Echo Chamber: Room Acoustics Part 1
At the very tail end of 2016, I decided it was time to leave my sleepy home in upstate NY and head west to Portland, OR. Rather than deal with shipping all of my audio gear out, I felt it was a better idea to use the opportunity to sell much of what I had and give my setup a major overhaul, and so I waved a fond farewell to my Naim Supernait, Lindemann DAC, and Silverline speakers. In their place are an Electrocompaniet AW-60FTT power amp and EC-4.7SE preamp, Simaudio Moon 380D DAC, and Audio Physic Virgo V speakers. All the new gear is great of course, but as soon as I first stepped foot in my Portland apartment, I knew that there would be a lot room treatment required before I could expect remotely good sound.
With headphones, the frequency response measurements and other test data that can be found on sites like Inner Fidelity can give you a pretty good idea of how any particular headphone will sound. These measurements are not the be-all, end-all of course – some headphones sound better than they measure and vice-versa. But at the very least, the frequency response that you see is what you can expect to get.
With speakers, things aren’t nearly so simple. Just about every company that makes speakers (other than Bose) will provide a list of specs including impedance, sensitivity measured in db/W/m, and frequency response. Companies with access to an anechoic chamber can use that to completely isolate the speaker and measure its pure frequency response with no outside interference. Lacking that, the use of ample amounts of absorption and close mic placement for measuring can provide at least an approximation of what anechoic measurements would look like.
Here’s the thing though, your room isn’t an anechoic chamber, nor would you want it to be. Even very quiet rooms will have a level of background noise that will measure at least in the mid 20dB range, and the typical room will be above 30dB. In contrast, the current world record holder for quietest space on earth is Microsoft’s anechoic chamber, which measures just over -20dB. Yes, negative 20dB. This is about as quiet as it’s literally possible to get – air molecules bouncing off of each other create a background noise of around -23dB. If you want less than that, you’ll need a ticket to space [One of these days Dave – POW! Straight to the moon! -Alex]. We humans simply aren’t accustomed to an environment where there is no sound. Stepping into an anechoic chamber is like entering an alien world, one where you can hear your heart beating, your blood pumping, and if you have even the tiniest bit of tinnitus, you’ll know about it.
In addition to having no background SPL, anechoic chambers also have no sonically reflective surfaces, which is another thing we aren’t used to. Live musicians playing in an anechoic chamber would sound awful. This is because it’s not just the direct sound from the instrument itself, but the combination of direct and reflected sound that makes music sound good. The reason Vienna’s Musikverein is world famous for its sound is due to the acoustic design of the hall.
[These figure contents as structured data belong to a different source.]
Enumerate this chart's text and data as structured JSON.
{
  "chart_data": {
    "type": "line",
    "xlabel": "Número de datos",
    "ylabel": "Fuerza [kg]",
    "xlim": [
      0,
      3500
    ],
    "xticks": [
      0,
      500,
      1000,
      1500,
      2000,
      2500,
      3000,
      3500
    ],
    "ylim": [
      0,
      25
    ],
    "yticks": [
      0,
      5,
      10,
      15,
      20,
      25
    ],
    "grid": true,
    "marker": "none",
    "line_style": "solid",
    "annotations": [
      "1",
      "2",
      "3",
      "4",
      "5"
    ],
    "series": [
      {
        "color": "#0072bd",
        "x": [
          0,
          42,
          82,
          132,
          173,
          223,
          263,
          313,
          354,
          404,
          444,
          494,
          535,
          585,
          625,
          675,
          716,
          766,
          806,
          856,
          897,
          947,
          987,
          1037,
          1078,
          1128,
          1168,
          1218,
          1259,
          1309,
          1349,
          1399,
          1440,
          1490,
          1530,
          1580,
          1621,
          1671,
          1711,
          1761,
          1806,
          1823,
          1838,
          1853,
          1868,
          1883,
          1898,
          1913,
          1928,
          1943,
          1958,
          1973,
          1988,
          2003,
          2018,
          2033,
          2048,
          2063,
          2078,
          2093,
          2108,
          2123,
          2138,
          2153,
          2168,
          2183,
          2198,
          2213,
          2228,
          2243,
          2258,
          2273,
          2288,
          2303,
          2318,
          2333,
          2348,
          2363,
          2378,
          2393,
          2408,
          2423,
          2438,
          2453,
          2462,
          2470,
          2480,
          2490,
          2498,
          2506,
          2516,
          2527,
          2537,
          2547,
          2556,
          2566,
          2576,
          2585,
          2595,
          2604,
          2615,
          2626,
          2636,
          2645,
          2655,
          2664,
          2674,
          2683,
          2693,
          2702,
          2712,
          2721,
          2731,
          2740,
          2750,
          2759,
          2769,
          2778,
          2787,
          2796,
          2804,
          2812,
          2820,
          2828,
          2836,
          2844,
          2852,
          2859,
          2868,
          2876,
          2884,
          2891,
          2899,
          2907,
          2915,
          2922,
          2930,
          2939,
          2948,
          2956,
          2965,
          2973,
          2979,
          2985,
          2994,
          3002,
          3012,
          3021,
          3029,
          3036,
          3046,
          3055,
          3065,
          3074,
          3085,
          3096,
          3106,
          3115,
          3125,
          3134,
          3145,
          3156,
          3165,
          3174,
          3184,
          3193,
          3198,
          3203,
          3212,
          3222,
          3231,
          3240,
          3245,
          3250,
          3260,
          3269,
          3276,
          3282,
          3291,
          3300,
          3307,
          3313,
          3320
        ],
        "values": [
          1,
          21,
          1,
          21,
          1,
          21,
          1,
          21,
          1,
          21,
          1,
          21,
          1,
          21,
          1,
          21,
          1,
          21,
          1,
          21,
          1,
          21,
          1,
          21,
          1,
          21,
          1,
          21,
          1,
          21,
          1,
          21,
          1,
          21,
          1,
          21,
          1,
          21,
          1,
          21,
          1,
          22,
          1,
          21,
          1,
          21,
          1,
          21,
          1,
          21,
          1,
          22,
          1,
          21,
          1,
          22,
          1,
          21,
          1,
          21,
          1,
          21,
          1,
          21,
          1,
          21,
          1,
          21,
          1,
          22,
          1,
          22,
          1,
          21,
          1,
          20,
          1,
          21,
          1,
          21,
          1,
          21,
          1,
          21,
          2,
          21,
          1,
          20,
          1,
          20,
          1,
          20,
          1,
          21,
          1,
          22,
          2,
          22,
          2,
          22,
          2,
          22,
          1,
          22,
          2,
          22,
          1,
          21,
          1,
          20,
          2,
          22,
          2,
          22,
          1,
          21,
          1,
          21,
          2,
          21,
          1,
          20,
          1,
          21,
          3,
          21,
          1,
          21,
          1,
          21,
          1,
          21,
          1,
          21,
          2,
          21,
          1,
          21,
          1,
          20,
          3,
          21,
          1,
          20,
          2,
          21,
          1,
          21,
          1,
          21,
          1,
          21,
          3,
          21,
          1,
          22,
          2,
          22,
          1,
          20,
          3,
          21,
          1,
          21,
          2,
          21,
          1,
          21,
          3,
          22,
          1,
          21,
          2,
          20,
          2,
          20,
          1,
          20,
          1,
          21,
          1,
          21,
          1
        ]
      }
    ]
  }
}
So while a certain amount of reflection is required for good sound, room reflections can also turn those fancy new speakers with a rated response of 30Hz-20kHz +/- 3dB into 30Hz-20kHz +/- 20dB or more when actual room response is measured. In order to fix that, acoustic room treatments are required. EQ and DSP can also help to some degree, but they are more of a band-aid than a real solution, and there are certain room interactions that they simply can’t do anything about. Before you can get to treating the room however, you first need to figure out where your going to put your speakers, and yourself.
There are volumes of information out there on speaker positioning, so rather than delve really deeply into that here, I’ll simply invite you to seek out those sources if you’re interested in the topic, as the purpose of this series is much more about solving room issues with acoustic treatments than how and why you should place your speakers where. Instead, I’ll simply tell you what I did. My living room area is about 14.5’ wide x 10’ deep. Due to the layout of my apartment, placing the speakers on the short wall was not possible, they had to go on the long wall. I started off with the speakers in the generally recommended equilateral triangle arrangement, 7.5’ from the listening position, and 7.5’ from each other. After some experimentation, this is the arrangement that sounded best.
Next on the list was toe-in, or the angle that each speaker is turned inward toward the listener. There is no “correct” amount of toe-in. Some speakers are designed for none at all, and have an elevated on-axis treble response to compensate for the normal high frequency roll-off that occurs off-axis, and these speakers will sound much too bright if pointed right at you instead of straight into the room. In the case of my Virgos, Audio Physic recommends either a significant amount of toe-in so that imaginary straight lines drawn out from each tweeter will cross each other in front of the listening position, or a moderate amount so that these lines would cross behind the listening position. I’ve tried the former before and haven’t liked the results, and indeed that was the case with the Virgos as well. In the end I settled on about 1.75” of toe-in so that the tweeters crossed behind the listening position, which provided the best balance of soundstaging and imaging. With more toe-in, the soundstage width shrank unnecessarily, and with less, imaging lost coherence, and the sound seemed to separate into three distinct “left, center, and right” pieces instead of a whole. The bottom line here is that when you take home a new pair of speakers, you need to experiment for yourself of what toe-in makes sense for your room. Again, there is no “right” answer here. Just play with them until they sound right and you’re done.